Variation in concentrations of RNAs and proteins involved in gene expression of Escherichia coli.

A growing cell is not a steady-state situation. At some point in the cell cycle each gene doubles its concentration, which may result in a doubling of the production rate of its mRNA. The variations in concentration of mRNAs and proteins in an individual exponentially growing cell are studied for a gene which is constitutive, autorepressed, or autoactivated. Analysis of the mathematical model for a constitutive gene shows a fixed variation in concentration of a stable RNA between its minimum and maximum concentration of approximately 6%, independent of cell cycle time or gene location. The variation in the concentrations of the mRNA and protein for a constitutive gene are studied as gene position, molecular stability, and cell cycle time are varied. One result shows that doubling the growth rate can more than double the percentage of product from a gene near the origin of replication compared to one near the terminus.
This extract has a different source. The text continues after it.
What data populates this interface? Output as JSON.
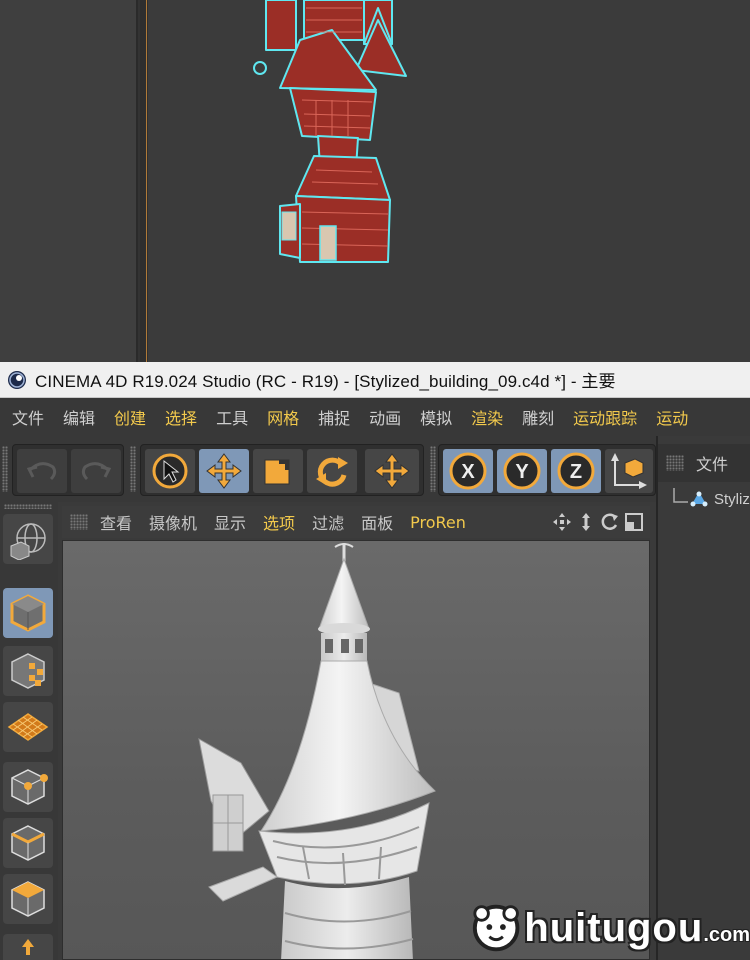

Results from these theoretical studies compare favorably to experimental results for rRNAs and the fully induced lac gene. Additional studies were performed to determine the effects of autorepression and autoactivation on the variation of concentration of mRNAs and proteins. The studies show that RNA and protein products of an autorepressed gene have almost the same variation in concentration as products of a constitutively expressed gene though the absolute concentrations are decreased. It is shown that the stability of an mRNA or protein affects variation in its concentration throughout the cell cycle, much more than the type of genetic control. The strength of repression has no effect on the variation in concentration of RNA and protein gene products through a cell cycle. Studies of an autoactivated gene show that it is significantly more responsive to a shift up or down, such as those caused by nutritional changes. An example is provided where the autoactivated gene is not expressed at one growth rate, but turns on at a higher growth rate. Furthermore, it is shown that gene position may determine whether or not the autoactivated gene is expressed.